= Egyptian algebra =

In the history of mathematics, Egyptian algebra, as that term is used in this article, refers to algebra as it was developed and used in ancient Egypt. Ancient Egyptian mathematics as discussed here spans a time period ranging from c. 3000 BCE to c. 300 BCE.

There are limited surviving examples of ancient Egyptian algebraic problems. They appear in the Moscow Mathematical Papyrus (MMP) and in the Rhind Mathematical Papyrus (RMP), among others.

==Fractions==

Known mathematical texts show that scribes used (least) common multiples to turn problems with fractions into problems using integers. The multiplicative factors were often recorded in red ink and are referred to as Red auxiliary numbers.

==Aha problems, linear equations and false position==

Aha problems involve finding unknown quantities (referred to as Aha) if the sum of the quantity and part(s) of it are given. The Rhind Mathematical Papyrus also contains four of these types of problems. Problems 1, 19, and 25 of the Moscow Papyrus are Aha problems. Problem 19 asks one to calculate a quantity taken 1 and one-half times and added to 4 to make 10. In modern mathematical notation, this linear equation is represented:
$\frac{3}{2} x + 4 = 10.$

Solving these Aha problems involves a technique called method of false position. The technique is also called the method of false assumption. The scribe would substitute an initial guess of the answer into the problem. The solution using the false assumption would be proportional to the actual answer, and the scribe would find the answer by using this ratio.

==Pefsu problems==
10 of the 25 problems of the practical problems contained in the Moscow Mathematical Papyrus are pefsu problems. A pefsu measures the strength of the beer made from a heqat of grain.
 $\mbox{pefsu} = \frac{\mbox{number loaves of bread (or jugs of beer)}}{\mbox{number of heqats of grain}}.$

A higher pefsu number means weaker bread or beer. The pefsu number is mentioned in many offering lists. For example, problem 8 translates as:
 (1) Example of calculating 100 loaves of bread of pefsu 20
 (2) If someone says to you: "You have 100 loaves of bread of pefsu 20
 (3) to be exchanged for beer of pefsu 4
 (4) like 1/2 1/4 malt-date beer
 (5) First calculate the grain required for the 100 loaves of the bread of pefsu 20
 (6) The result is 5 heqat. Then reckon what you need for a des-jug of beer like the beer called 1/2 1/4 malt-date beer
 (7) The result is 1/2 of the heqat measure needed for des-jug of beer made from Upper-Egyptian grain.
 (8) Calculate 1/2 of 5 heqat, the result will be 21/2
 (9) Take this 21/2 four times
 (10) The result is 10. Then you say to him:
 (11) Behold! The beer quantity is found to be correct.

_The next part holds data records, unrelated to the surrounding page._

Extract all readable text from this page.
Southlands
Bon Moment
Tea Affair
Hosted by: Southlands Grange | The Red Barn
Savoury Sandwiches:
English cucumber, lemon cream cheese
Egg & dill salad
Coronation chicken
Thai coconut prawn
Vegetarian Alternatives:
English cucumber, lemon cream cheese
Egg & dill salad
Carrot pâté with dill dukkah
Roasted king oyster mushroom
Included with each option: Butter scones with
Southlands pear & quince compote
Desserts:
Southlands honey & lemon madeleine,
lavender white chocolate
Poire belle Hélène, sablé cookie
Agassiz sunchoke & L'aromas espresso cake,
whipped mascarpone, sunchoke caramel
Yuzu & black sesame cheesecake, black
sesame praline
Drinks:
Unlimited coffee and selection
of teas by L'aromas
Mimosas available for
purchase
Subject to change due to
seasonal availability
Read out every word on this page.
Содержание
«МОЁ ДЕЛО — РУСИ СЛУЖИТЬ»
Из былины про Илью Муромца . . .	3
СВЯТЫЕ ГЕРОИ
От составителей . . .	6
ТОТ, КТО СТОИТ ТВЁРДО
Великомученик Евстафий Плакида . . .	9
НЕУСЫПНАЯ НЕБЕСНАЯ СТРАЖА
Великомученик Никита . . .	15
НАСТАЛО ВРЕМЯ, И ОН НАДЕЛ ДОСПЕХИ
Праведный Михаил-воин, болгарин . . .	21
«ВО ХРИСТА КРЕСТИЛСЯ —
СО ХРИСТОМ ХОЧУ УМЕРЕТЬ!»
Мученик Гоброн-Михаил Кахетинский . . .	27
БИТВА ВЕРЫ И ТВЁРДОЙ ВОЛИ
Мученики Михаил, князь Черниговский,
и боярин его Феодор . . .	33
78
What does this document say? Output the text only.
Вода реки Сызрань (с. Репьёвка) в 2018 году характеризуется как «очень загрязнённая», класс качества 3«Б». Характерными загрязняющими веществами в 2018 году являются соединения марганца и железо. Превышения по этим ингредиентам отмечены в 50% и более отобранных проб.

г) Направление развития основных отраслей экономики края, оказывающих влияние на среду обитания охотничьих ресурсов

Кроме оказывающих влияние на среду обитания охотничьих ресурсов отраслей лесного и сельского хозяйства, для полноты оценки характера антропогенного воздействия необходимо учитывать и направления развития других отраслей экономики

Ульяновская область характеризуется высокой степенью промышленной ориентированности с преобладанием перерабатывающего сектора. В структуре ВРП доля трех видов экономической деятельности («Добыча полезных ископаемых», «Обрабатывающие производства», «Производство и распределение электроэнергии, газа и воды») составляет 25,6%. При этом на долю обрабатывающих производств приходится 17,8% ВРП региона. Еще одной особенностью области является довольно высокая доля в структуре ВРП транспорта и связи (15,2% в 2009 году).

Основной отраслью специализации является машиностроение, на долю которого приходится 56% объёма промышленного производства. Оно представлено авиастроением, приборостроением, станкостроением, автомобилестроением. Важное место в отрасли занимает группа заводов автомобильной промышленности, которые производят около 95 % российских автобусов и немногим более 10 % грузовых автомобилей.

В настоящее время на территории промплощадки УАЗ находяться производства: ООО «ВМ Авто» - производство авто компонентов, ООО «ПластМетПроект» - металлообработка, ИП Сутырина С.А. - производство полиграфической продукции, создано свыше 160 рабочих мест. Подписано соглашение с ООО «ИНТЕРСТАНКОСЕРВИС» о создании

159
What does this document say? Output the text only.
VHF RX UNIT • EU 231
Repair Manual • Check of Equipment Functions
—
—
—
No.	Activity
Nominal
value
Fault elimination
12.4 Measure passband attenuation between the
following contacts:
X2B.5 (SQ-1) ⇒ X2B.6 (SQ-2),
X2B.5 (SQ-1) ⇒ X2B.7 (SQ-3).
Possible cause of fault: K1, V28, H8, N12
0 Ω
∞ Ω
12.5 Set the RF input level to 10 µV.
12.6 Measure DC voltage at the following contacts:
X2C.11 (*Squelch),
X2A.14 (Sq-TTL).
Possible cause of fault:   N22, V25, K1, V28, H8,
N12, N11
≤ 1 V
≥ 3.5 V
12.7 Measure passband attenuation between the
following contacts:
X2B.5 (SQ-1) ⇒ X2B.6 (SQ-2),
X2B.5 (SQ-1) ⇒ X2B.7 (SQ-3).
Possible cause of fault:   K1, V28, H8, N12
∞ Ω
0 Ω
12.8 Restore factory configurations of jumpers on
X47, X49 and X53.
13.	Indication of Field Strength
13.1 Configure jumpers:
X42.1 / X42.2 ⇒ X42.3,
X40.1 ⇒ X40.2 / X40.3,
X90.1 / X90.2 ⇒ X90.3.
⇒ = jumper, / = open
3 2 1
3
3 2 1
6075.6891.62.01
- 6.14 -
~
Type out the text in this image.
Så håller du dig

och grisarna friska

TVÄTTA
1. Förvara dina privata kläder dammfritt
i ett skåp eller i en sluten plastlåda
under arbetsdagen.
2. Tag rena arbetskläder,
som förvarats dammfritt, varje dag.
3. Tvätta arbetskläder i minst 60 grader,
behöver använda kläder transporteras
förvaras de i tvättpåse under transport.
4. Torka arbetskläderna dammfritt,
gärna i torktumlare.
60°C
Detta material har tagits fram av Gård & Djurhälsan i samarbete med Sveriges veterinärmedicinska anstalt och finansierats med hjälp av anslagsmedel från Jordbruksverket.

==Geometrical progressions==
The use of the Horus eye fractions shows some (rudimentary) knowledge of geometrical progression. One unit was written as 1/2 + 1/4 + 1/8 + 1/16 + 1/32 + 1/64 + 1/64. But the last copy of 1/64 was written as 5 ro, thereby writing 1 = 1/2 + 1/4 + 1/8 + 1/16 + 1/32 + 1/64 + (5 ro). These fractions were further used to write fractions in terms of $1 / 2^k$ terms plus a remainder specified in terms of ro as shown in for instance the Akhmim wooden tablets.

==Arithmetical progressions==
Knowledge of arithmetic progressions is also evident from the mathematical sources.